Born in Sacramento, California, in 1879 to middle-class parents, William Edward Dassonville and his family moved to San Francisco when he was a child. Given a camera at a young age, he used it to document his family and friends as well as trips across the state. He joined San Francisco’s avant-garde Camera Club, attending their lectures, trips, and exhibitions as well as writing articles for Camera Craft, the club’s publication.
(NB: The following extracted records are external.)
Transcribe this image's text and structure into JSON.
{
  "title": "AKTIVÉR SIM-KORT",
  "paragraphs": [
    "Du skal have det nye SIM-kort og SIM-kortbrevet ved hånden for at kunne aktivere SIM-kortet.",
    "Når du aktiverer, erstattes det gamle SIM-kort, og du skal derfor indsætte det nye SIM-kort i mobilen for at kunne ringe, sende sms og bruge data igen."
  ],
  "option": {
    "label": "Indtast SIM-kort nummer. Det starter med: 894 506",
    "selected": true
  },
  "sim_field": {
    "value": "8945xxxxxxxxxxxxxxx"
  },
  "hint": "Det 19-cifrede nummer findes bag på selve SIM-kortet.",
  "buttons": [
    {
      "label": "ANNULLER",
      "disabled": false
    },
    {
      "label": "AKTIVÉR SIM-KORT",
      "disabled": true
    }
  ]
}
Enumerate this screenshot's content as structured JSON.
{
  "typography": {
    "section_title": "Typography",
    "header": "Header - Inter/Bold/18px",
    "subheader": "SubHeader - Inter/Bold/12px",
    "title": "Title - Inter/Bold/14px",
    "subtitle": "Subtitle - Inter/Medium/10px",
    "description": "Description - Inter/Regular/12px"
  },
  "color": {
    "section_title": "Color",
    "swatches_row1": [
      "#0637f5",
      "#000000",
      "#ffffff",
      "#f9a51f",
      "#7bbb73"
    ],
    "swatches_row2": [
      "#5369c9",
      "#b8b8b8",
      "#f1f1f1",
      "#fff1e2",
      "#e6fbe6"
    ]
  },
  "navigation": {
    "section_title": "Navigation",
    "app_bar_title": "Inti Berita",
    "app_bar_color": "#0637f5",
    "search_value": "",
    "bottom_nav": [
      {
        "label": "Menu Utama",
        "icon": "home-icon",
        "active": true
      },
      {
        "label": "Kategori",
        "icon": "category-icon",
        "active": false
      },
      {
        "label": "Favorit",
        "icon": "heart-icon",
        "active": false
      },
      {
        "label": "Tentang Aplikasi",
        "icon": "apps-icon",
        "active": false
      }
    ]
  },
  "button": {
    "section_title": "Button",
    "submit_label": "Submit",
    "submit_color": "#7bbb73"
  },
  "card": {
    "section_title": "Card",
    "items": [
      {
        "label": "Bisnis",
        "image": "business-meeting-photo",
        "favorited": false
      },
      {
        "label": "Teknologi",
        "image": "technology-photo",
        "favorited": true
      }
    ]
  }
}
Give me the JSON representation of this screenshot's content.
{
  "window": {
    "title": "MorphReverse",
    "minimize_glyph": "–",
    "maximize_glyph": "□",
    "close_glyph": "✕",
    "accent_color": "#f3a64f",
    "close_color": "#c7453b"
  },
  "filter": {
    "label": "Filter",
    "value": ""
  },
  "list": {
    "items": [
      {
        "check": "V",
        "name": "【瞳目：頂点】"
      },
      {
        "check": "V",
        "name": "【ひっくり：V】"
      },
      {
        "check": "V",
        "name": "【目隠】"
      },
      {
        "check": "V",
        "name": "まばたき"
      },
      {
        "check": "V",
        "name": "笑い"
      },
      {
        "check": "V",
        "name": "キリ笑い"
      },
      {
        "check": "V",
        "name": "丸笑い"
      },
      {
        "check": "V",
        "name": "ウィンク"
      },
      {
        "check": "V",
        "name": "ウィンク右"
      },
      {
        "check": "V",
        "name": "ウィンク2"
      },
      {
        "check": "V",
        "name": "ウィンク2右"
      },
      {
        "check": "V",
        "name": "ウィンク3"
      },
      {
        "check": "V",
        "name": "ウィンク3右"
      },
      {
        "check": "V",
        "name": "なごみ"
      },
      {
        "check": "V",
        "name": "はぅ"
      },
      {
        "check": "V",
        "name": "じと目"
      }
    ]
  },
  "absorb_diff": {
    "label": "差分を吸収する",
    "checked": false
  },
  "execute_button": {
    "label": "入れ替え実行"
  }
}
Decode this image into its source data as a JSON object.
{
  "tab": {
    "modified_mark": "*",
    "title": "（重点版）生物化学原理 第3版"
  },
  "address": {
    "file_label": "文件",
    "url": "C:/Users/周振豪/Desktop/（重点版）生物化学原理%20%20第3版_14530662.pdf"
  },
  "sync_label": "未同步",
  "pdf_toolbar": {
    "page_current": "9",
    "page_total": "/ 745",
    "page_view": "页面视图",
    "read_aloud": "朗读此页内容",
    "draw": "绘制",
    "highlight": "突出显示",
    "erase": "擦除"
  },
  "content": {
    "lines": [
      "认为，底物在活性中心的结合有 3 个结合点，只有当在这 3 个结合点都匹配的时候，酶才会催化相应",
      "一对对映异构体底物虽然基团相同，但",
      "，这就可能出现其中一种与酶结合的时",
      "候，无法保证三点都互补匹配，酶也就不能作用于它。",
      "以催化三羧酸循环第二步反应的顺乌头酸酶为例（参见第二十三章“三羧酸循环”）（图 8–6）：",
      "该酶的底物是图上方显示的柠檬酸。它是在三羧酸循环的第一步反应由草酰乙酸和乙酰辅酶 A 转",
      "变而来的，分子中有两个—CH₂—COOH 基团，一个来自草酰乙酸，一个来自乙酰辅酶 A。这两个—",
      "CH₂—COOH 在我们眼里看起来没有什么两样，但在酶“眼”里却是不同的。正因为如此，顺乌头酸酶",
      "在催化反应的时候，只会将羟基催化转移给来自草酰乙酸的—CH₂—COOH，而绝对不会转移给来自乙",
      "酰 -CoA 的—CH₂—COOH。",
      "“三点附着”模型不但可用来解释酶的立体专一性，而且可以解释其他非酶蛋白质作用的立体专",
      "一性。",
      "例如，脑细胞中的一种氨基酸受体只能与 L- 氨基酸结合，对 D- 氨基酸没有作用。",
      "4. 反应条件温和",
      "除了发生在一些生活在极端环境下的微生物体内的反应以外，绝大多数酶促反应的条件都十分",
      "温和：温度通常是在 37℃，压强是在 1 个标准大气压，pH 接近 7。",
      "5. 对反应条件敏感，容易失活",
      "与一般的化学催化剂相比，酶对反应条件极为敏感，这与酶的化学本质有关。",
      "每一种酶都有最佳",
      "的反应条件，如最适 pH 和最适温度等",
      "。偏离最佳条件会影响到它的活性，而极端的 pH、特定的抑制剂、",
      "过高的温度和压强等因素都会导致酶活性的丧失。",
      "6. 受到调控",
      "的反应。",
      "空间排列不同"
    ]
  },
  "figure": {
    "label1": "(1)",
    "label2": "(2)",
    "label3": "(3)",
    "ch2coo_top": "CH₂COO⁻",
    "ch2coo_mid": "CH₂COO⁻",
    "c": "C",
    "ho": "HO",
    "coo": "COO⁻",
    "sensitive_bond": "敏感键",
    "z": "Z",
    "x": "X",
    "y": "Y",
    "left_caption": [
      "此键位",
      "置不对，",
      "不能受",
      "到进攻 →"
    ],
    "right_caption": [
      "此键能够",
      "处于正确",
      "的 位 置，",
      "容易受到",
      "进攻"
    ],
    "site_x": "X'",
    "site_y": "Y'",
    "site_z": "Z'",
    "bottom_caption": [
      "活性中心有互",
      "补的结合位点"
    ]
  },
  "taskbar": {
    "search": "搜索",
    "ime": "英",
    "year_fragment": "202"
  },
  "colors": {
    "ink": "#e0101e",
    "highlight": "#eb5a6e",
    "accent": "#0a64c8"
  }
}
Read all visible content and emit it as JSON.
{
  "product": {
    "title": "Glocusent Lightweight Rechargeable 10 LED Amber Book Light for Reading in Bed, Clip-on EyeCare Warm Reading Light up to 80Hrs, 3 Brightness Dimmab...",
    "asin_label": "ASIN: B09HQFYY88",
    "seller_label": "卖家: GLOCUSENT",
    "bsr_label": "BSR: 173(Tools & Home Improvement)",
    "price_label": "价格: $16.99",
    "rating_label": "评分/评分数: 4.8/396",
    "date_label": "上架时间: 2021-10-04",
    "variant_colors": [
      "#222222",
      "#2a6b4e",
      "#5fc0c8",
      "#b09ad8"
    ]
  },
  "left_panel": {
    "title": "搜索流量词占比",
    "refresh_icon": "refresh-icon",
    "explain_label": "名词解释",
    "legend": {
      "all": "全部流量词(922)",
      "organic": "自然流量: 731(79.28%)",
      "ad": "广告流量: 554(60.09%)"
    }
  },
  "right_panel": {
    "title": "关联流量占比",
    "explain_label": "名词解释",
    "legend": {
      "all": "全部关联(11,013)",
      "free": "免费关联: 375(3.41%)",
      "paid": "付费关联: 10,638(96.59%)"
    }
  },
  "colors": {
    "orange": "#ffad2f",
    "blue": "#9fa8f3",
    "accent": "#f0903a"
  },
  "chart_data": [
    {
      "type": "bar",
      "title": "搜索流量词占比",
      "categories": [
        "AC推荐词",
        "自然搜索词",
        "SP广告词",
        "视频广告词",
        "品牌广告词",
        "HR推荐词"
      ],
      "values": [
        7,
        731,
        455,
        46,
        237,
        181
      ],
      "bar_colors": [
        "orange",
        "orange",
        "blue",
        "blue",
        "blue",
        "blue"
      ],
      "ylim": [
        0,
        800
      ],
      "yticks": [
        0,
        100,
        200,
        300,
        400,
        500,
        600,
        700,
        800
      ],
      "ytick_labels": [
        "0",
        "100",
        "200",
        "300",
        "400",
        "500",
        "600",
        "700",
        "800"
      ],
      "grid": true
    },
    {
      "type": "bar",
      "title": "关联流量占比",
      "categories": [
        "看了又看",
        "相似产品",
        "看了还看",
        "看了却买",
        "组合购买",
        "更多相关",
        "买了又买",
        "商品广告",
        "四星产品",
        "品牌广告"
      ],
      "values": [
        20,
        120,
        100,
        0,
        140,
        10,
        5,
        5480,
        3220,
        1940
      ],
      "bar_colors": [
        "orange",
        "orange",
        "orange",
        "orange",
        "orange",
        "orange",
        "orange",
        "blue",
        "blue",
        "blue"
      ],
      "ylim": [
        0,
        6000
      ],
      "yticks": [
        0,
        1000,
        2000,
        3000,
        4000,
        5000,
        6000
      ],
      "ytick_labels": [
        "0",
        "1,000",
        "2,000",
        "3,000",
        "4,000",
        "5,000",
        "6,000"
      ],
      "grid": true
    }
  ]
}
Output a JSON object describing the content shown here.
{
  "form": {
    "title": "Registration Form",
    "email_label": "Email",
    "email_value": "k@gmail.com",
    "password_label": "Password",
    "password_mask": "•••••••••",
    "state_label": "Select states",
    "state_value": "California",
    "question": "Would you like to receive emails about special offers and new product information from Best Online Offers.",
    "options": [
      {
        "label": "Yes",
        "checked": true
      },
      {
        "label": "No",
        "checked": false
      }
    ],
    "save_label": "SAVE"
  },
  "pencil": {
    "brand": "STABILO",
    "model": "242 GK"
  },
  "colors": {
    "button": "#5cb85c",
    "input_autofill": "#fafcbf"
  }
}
In his twenties, he became acquainted with the city’s artists including William Keith, George Stirling, Maynard Dixon, and John Muir, whom he later photographed in the portrait studio he opened with Oscar Maurer in 1900. Although the studio was destroyed by the 1906 earthquake, Dassonville managed to salvage some of his work. He supported himself by taking portraits but continued to make beautiful platinum prints of the California landscape in the pictorialist style. In the 1920s, he shifted his focus to San Francisco’s waterfront, skyline, and architecture. These impressionist images were printed on Dassonville’s own “Charcoal Black” paper. In response to the shortage of platinum printing paper with the onset of World War I, the photographer and self-taught chemist developed an alternative paper coating that had the tonal intricacy of platinum that was heralded by Ansel Adams, Imogene Cunningham, and many others. Although Dassonville won numerous prizes and awards and exhibited his pictorialist landscapes alongside the work of Alfred Stieglitz, Clarence H. White, Gertrude Kasebier, and other pioneering photographers during his life, he was a relatively unknown medical photographer at Stanford University at the time of his death in 1957. His reputation was rehabilitated when two California art dealers found a trove of Dassonville’s work in a pair of trunks several years ago. Like late nineteenth century paintings, Dassonville’s rich tonal photographs infuse both people and places with a haunting and ethereal quality while honoring photography’s place within the fine arts.